Continue to my last post. How should we route tasks to different queues in Celery?

Here is the example:

We can specify queue, exchange, routing_key when calling apply_async. However, it is very confusing that when calling apply_async(routing_key='xxx'), the message goes to the default queue. If you don’t set app.conf.task_default_queue, it will create a queue with name celery for you.

Actually, the trick is to specify either queue or exchange + routing_key.
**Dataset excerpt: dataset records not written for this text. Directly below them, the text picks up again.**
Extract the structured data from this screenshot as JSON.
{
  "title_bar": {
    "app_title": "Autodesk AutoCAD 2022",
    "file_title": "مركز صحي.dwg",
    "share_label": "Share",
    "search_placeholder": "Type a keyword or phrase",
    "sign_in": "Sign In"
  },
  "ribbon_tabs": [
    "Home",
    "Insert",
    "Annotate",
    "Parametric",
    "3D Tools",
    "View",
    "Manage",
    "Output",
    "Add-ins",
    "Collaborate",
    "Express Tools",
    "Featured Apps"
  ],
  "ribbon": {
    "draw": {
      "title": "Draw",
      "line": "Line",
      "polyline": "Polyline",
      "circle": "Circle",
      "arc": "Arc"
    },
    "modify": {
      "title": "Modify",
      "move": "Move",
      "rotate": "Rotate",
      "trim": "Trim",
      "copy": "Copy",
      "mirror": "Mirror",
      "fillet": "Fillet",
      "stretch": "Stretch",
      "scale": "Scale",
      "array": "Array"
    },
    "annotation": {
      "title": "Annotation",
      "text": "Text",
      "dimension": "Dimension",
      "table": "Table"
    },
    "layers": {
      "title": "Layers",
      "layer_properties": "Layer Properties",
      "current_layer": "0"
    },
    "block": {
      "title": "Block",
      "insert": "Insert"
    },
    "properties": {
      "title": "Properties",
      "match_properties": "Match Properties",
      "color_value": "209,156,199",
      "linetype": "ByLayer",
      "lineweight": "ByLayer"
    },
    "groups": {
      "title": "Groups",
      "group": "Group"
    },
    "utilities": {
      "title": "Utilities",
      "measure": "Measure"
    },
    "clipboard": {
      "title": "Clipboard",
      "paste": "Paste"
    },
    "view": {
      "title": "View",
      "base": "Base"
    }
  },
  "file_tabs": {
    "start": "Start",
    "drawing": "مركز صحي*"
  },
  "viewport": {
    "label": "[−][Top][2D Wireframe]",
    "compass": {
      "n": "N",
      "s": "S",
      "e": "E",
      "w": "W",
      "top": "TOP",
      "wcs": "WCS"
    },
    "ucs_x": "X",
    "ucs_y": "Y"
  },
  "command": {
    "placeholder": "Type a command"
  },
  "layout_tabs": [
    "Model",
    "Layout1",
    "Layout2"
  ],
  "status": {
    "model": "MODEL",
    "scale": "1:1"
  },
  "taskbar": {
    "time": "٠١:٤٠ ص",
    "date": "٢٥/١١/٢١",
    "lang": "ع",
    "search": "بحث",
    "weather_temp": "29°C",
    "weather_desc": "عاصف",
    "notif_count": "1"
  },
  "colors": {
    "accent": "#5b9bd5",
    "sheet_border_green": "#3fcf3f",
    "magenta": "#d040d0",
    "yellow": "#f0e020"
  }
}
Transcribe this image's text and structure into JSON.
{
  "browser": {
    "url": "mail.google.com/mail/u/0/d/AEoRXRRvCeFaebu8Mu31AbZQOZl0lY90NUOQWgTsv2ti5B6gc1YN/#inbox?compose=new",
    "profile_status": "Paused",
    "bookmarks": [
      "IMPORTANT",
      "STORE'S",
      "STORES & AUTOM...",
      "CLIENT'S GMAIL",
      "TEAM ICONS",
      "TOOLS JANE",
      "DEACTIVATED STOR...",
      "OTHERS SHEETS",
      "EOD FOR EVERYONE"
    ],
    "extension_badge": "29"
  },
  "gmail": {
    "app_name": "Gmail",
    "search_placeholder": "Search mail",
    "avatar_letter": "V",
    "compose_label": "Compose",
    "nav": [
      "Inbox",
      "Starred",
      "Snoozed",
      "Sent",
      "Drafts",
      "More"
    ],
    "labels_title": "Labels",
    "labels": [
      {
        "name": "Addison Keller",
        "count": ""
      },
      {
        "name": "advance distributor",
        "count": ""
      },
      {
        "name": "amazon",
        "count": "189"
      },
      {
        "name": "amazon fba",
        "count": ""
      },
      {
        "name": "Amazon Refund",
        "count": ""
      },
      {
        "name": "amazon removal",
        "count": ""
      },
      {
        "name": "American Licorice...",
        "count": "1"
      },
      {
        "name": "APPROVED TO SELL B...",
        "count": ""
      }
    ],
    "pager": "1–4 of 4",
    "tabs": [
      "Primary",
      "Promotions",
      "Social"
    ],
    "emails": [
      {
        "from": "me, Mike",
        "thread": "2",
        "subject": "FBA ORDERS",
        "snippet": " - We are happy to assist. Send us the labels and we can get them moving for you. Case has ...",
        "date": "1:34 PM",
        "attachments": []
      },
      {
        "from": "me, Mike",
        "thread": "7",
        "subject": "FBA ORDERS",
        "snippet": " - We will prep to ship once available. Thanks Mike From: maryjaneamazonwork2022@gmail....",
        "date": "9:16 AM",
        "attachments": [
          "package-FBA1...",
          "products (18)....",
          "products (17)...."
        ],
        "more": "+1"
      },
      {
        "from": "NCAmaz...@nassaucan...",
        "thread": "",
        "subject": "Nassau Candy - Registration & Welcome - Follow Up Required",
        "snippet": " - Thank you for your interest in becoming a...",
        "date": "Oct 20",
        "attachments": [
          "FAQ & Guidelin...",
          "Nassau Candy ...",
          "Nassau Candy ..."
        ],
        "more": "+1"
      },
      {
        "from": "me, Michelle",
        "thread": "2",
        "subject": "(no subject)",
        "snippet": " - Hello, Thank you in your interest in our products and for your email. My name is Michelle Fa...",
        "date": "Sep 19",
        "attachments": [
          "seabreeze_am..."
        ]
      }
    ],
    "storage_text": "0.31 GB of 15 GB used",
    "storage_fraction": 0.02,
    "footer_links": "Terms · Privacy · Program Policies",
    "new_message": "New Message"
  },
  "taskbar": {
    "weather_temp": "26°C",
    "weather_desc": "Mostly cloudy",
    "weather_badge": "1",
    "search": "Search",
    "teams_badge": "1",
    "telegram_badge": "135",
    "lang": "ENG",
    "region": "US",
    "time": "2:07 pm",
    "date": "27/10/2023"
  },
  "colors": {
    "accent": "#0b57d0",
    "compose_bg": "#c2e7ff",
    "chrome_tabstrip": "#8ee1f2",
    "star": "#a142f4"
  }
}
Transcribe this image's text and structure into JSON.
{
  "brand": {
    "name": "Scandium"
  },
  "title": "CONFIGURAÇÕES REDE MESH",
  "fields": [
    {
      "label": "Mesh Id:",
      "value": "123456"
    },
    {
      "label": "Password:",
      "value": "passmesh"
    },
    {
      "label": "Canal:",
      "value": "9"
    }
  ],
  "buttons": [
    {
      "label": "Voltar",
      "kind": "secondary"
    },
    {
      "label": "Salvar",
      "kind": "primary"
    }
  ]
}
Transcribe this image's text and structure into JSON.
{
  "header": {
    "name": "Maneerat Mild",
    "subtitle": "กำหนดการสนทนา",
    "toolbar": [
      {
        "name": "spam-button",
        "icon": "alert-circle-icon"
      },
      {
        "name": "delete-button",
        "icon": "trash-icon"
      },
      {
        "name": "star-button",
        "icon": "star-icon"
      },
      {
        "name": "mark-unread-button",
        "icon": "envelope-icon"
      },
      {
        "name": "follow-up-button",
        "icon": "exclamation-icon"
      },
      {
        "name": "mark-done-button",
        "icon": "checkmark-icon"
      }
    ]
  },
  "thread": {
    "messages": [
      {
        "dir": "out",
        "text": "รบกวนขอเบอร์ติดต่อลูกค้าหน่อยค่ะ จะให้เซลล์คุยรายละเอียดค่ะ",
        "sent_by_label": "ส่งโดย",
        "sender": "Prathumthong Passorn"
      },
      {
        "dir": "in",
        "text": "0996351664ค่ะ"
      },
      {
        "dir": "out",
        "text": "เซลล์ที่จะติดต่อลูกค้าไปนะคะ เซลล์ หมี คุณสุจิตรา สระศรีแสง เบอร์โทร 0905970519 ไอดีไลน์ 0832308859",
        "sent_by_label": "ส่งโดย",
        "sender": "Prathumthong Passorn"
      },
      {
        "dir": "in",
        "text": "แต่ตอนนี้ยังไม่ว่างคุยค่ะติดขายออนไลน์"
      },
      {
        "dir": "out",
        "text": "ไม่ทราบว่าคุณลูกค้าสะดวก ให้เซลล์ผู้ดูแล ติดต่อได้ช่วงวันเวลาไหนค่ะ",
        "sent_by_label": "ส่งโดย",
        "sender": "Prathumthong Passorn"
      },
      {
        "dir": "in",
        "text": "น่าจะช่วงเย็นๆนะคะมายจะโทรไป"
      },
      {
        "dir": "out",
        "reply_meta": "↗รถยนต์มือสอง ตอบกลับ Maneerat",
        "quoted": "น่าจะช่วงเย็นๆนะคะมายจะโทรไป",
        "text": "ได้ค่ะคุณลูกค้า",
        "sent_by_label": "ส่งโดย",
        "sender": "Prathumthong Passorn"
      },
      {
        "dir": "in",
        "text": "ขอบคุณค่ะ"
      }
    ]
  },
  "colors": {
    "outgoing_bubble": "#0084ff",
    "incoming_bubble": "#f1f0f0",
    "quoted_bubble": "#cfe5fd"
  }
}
I tried the following examples:

add.apply_async((1,2))
=> default_queue

add.apply_async((1,2), routing_key='moon')
=> default_queue

add.apply_async((1,2), routing_key='sunshine')
=> default_queue

add.apply_async((1,2), exchange='default', routing_key='moon')
=> moon_queue

add.apply_async((1,2), exchange='default', routing_key='sunshine')
=> sunshine_queue

add.apply_async((1,2), queue='sunshine')
=> sunshine_queue

add.apply_async((1,2), queue='moon')
=> moon_queue

So there are two options to route tasks to specific queues in celery:

  • queue
  • exchange + routing_key

Routing tasks in celery chaining

It is a bit special how to route route tasks in celery chaining. Originally, I thought the following code would work:

task = chain(add.s(1, 2), div.s(3))
task.apply_async(queue='moon')

Unexpectedly, add task will go to moon queue but div task will be forwarded to the default queue. What I expect is to route both tasks to moon queue.

I find an answer:

chain(
    add.s(1, 2).set(queue='moon'),
    div.s(3).set(queue='moon')
).apply_async()

Now, all tasks will be forwarded to moon queue. It is very inconvenient but this is what it is.